Haley, though, appeared ready to debate health care, arguing for transparency in prices to lessen the power of insurance companies and providers and overhauling lawsuit rules to make it harder to sue doctors.
“How can we be the best country in the world and have the most expensive health care in the world?” Haley said.
The first hour of the second GOP primary debate was beset by interruptions, crosstalk and protracted squabbles between the candidates and moderators over speaking time.
That’s tough for viewers trying to make sense of it all but even worse for these candidates as they try to stand out as viable alternatives to the absentee Trump.
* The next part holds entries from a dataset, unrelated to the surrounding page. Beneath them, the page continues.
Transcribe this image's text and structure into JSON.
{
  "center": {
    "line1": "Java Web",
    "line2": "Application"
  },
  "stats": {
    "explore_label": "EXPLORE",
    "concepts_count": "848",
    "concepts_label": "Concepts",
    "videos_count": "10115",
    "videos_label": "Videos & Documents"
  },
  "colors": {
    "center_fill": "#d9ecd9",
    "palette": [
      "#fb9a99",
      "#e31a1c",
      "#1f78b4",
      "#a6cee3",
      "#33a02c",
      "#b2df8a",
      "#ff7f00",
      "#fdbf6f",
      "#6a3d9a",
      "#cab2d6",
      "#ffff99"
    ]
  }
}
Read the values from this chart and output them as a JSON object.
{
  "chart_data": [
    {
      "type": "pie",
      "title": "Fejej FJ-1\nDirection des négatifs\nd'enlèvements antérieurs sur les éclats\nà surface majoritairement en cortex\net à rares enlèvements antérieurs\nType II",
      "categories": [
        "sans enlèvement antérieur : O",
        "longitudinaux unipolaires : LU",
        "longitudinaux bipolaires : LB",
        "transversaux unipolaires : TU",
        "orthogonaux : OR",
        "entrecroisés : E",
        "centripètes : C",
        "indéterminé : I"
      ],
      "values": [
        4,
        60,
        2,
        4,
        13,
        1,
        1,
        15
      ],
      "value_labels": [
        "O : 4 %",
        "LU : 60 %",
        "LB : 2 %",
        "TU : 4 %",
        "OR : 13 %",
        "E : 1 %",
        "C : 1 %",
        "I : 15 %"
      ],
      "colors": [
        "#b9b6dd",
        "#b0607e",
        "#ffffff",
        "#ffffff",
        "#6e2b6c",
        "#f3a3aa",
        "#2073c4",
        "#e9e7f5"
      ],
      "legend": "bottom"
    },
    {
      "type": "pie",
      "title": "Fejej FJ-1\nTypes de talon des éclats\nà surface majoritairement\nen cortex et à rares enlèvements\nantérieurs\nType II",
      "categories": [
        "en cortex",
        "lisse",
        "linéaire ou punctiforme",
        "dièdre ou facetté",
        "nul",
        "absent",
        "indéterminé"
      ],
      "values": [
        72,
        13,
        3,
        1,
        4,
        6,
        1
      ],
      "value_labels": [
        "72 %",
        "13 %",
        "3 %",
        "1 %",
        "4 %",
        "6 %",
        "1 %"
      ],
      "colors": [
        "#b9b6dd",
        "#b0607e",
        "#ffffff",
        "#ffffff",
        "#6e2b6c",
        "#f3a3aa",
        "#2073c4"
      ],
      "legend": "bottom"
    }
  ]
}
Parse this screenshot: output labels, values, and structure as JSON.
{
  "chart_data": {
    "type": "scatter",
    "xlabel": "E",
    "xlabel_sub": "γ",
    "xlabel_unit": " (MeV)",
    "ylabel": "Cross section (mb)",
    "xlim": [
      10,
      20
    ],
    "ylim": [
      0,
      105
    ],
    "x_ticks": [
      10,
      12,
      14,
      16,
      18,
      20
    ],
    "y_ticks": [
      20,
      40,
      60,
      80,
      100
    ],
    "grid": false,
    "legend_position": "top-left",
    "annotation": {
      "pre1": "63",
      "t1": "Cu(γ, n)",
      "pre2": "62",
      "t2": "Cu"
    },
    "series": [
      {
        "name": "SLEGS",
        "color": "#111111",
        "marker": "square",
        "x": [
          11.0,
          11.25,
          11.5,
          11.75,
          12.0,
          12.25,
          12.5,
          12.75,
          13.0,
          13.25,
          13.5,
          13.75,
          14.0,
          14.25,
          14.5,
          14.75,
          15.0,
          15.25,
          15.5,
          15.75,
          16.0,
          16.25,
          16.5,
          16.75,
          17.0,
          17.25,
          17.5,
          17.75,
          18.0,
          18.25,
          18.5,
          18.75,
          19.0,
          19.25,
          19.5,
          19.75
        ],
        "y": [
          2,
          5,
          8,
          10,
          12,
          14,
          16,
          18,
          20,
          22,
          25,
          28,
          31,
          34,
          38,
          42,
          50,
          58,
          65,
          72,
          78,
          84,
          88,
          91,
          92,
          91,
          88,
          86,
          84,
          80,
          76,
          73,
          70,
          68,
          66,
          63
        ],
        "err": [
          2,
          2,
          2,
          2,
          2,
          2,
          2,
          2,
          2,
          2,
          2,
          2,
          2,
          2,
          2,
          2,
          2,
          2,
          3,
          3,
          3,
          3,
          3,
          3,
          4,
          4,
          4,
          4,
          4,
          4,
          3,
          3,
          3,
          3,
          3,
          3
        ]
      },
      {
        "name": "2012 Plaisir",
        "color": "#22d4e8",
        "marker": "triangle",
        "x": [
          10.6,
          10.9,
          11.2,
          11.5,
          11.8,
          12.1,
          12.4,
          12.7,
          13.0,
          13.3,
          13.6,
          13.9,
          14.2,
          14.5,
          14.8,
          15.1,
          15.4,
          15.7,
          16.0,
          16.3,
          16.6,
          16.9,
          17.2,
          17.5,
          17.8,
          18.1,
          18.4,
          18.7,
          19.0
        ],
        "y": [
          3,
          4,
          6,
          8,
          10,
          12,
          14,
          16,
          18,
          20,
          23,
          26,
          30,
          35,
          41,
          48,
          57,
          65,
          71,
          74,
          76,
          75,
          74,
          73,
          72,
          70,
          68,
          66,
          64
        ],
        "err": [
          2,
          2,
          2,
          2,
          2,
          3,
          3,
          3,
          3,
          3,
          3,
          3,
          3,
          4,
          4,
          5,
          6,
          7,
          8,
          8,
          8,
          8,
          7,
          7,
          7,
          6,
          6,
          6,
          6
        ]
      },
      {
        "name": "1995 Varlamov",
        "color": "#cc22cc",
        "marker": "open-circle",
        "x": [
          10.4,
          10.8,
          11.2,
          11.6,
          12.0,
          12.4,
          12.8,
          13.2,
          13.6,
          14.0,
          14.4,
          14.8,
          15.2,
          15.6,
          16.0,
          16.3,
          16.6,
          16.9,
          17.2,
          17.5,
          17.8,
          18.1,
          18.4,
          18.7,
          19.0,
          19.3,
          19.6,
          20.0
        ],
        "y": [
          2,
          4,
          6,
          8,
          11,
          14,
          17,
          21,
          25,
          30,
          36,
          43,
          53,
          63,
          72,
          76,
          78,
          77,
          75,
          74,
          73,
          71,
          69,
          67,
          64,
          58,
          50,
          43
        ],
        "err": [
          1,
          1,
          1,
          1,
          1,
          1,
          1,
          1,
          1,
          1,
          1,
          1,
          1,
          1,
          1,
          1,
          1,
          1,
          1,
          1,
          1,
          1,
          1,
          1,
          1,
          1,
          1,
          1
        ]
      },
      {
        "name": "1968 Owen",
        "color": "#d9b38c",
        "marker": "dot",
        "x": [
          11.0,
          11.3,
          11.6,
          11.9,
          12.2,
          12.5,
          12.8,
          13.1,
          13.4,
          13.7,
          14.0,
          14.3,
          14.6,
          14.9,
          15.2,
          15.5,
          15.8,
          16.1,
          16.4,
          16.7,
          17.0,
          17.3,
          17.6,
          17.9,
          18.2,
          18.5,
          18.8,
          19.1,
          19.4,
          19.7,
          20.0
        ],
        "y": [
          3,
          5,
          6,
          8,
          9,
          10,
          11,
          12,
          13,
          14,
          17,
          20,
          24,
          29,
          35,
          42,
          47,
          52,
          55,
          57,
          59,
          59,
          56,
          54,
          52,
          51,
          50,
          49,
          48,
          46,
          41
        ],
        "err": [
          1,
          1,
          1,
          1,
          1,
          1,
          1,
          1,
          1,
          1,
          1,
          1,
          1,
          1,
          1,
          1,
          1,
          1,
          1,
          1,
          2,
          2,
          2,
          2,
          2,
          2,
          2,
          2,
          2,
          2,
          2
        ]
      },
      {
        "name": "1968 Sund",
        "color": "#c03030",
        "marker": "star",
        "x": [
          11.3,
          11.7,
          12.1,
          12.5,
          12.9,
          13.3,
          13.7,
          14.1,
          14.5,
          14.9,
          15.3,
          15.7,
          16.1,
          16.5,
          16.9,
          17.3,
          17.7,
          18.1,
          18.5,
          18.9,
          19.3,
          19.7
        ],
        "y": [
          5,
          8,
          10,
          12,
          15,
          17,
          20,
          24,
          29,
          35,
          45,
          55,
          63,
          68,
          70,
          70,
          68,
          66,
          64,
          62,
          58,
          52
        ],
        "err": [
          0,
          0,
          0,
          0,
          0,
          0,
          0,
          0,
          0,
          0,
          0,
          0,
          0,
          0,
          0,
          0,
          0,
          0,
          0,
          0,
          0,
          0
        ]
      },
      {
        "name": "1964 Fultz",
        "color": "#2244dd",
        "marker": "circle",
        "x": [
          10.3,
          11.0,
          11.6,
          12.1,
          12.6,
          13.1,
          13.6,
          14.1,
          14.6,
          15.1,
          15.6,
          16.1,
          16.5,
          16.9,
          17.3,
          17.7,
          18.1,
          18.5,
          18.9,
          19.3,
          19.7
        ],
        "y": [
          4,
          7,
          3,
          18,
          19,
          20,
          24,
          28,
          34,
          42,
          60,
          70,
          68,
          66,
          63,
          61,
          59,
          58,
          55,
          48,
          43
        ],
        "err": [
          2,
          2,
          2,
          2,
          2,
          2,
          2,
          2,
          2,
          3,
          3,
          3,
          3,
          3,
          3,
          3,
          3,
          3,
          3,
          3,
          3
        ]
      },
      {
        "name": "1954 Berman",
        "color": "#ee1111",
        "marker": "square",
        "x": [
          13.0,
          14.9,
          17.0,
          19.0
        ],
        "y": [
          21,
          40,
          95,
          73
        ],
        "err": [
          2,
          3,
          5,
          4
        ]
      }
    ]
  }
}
Further complicating the matter, some of the highest polling candidates – DeSantis and Haley – were among those least willing to dive into the muck during the first hour. The moderators repeatedly tried to clear the road for the Florida governor, who was all but absent from the proceedings for the first 15 minutes.
Ramaswamy has fared somewhat better, speaking louder – and faster – than most of his rivals. But even he has gotten bogged down at points when caught between his own talking points and cross-volleys of criticisms from frustrated candidates like Scott.
The moderator group will likely get criticism for losing control of the room within the first half-hour, but even a messy debate tells voters something about the people taking part.
Before the first debate in Milwaukee, a top strategist for a pro-DeSantis super PAC told donors that “79% of the people tonight are going to watch the debate and turn it off after 19 minutes.”
By that measure, the Florida governor managed to first speak Wednesday night just in the nick of time – 16 minutes into the debate. And when he finally spoke, he continued the sharper attacks on the GOP front-runner that he has previewed in recent weeks.
DeSantis equated Trump’s absence in California to Biden, who DeSantis said was “completely missing in action for leadership” on the economy, blaming him for inflation and the autoworkers strike.
“And you know who else is missing in action? Donald Trump is missing in action,” DeSantis said. “He should be on this stage tonight. He owes it to you to defend his record.”
DeSantis accused Trump of adding “$7.8 trillion to the debt that set the scene for the inflation that we have.”
By the first commercial break, 35 minutes in, Christie was the only other candidate in the room who had levied any criticism of Trump.
Despite the shot taken at the person not on the stage, DeSantis later chided other candidates for fighting among each other instead of focusing on issues and Biden – one of many exchanges that was largely lost as the candidates talked over each other.
This story has been updated with additional information.